Foto do escritor: jornalbanquetejornalbanquete

Por Amador Ribeiro Neto


Capa do livro for mar, Flávio Castro. Editora 7 letras
Capa do livro for mar, Flávio Castro. Editora 7 letras

for mar, de Flavio Castro, é um livro que, de pronto, busca a cumplicidade do leitor. Seu projeto revela um primoroso cuidado em inserir o leitor como coautor da obra. Aquele que vai, a cada leitura – muitas formam-se, configuram-se, consolidam-se após cada poema lido, relido, retomado –, edificando para o leitor, para seu deleite cognitivo, uma arquitetura vernacular de fazeres – aquela, fundante da grande poiésis.


Se nos livros anteriores, Audito (2009) e Inaudito (2013), um programa poético se anuncia claramente, com for mar (Rio, 7 Letras, 2015) fixa-se uma trilogia da linguagem poética.

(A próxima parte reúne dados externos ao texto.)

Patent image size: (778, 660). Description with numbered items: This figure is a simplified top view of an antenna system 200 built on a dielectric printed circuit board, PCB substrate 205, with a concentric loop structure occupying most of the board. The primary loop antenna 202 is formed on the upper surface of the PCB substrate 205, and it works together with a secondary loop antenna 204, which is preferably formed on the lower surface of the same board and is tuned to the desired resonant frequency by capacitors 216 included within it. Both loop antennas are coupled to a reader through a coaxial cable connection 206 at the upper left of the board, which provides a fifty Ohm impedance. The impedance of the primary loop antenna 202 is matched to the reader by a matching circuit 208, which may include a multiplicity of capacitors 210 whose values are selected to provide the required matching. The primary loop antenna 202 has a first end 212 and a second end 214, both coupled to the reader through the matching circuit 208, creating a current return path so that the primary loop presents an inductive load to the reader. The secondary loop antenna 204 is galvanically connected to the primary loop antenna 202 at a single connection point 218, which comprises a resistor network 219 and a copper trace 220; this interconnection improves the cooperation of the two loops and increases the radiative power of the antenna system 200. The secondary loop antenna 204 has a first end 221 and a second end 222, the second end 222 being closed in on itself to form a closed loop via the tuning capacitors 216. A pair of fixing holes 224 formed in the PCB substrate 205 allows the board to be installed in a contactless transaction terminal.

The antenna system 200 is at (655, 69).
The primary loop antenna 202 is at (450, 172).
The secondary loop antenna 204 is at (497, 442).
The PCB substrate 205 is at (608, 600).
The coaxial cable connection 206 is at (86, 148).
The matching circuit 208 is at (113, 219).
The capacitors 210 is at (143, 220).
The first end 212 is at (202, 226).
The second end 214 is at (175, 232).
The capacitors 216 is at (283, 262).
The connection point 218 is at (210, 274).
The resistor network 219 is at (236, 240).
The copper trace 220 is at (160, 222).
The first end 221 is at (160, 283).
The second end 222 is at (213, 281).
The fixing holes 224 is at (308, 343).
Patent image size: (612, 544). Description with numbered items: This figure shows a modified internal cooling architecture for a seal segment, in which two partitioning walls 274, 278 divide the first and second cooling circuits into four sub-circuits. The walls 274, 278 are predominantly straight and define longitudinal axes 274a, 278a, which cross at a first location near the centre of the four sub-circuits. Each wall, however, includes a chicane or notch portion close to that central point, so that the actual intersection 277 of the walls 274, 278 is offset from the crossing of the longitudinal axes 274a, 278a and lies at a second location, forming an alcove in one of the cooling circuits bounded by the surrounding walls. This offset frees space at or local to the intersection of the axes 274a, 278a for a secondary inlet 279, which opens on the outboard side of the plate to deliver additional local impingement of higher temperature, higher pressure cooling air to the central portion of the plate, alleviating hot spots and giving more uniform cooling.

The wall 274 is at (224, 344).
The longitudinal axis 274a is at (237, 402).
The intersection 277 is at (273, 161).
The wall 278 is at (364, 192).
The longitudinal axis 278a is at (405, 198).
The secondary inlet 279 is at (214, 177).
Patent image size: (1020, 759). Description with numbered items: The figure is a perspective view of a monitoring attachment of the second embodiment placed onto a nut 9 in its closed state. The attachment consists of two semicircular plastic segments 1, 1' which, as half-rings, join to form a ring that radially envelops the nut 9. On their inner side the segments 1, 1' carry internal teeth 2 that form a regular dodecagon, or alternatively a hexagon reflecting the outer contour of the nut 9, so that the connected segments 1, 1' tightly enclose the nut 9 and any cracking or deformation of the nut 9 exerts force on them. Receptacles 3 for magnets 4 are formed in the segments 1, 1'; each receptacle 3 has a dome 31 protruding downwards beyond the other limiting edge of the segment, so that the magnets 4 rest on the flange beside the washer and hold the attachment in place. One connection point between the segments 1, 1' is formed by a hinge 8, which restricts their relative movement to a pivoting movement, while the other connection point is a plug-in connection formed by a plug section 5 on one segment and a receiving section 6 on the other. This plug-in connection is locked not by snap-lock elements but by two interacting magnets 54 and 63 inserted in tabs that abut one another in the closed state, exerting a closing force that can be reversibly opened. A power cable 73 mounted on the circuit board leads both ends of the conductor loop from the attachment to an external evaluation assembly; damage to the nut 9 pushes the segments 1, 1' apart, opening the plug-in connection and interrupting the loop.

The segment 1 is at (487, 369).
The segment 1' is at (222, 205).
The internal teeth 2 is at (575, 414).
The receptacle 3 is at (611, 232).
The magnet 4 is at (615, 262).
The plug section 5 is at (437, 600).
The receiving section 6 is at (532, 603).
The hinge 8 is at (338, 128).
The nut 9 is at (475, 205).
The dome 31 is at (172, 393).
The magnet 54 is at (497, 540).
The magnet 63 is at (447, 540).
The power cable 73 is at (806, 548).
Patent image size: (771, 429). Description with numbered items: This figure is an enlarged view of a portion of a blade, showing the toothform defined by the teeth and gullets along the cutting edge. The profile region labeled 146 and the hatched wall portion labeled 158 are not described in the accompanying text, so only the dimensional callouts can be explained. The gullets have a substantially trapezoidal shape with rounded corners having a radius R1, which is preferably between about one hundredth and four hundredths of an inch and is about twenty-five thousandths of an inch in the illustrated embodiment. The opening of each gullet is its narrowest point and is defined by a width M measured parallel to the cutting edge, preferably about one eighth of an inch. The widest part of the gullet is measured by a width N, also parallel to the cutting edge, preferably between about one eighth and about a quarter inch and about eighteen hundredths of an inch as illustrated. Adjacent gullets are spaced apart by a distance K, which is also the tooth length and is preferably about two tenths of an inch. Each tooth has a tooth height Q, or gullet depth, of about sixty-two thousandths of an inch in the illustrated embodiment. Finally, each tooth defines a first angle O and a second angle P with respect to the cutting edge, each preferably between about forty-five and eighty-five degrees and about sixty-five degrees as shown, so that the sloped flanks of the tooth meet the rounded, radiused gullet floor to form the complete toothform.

Flavio Castro é um exímio perscrutador dos labirínticos percursos de luz e sombra dos vocábulos. Nele, sempre o som articula-se num entranhado jogo de visualidade e significados. A palavra espaçada no branco da página, os exuberantes neologismos, a tessitura das imagens: tudo é massa de significações em alto grau.


Por isso, sua poesia é um convite a voos – ora largos, ora curtos. Todavia, sempre dentro de um rigor riscado a ponta de faca. O rigor do sol com o pacto dos cactos. O rigor do sangue – vermelho ou seco – escorrido do corpo estirado no beco.


O corpo da poesia não é frágil nem fácil para este poeta que preza as filigranas de cada consoante, de cada vogal, de cada fonema. E de cada imagem: oferenda de um devoto a seus múltiplos deuses sígnicos.


Em consonância com a afiada prática da mais condensada poesia, Flávio Castro é poeta de ardis, armadilhas e artemísias. Sua poesia aguça, açula, isca, embeleza e é um antídoto à pasmaceira dominante na cena da poesia brasileira vigente.


O “livrorrio” de Flavio Castro dialoga com as conquistas da linguagem de Mallarmé a Haroldo de Campos, passando por Cummings e Joyce, entre outros. Este leque dimensiona o fino paideuma deste poeta desassossegado e inquieto que sabe, com Octavio Paz: “a atividade poética é revolucionária por natureza; a poesia revela este mundo, cria outro”. Cônscio de que aquilo que ela inventa é a forma de usar a forma para além das fôrmas cristalizadas pelos manuais poéticos – e pelo desempenho editorial do mercado.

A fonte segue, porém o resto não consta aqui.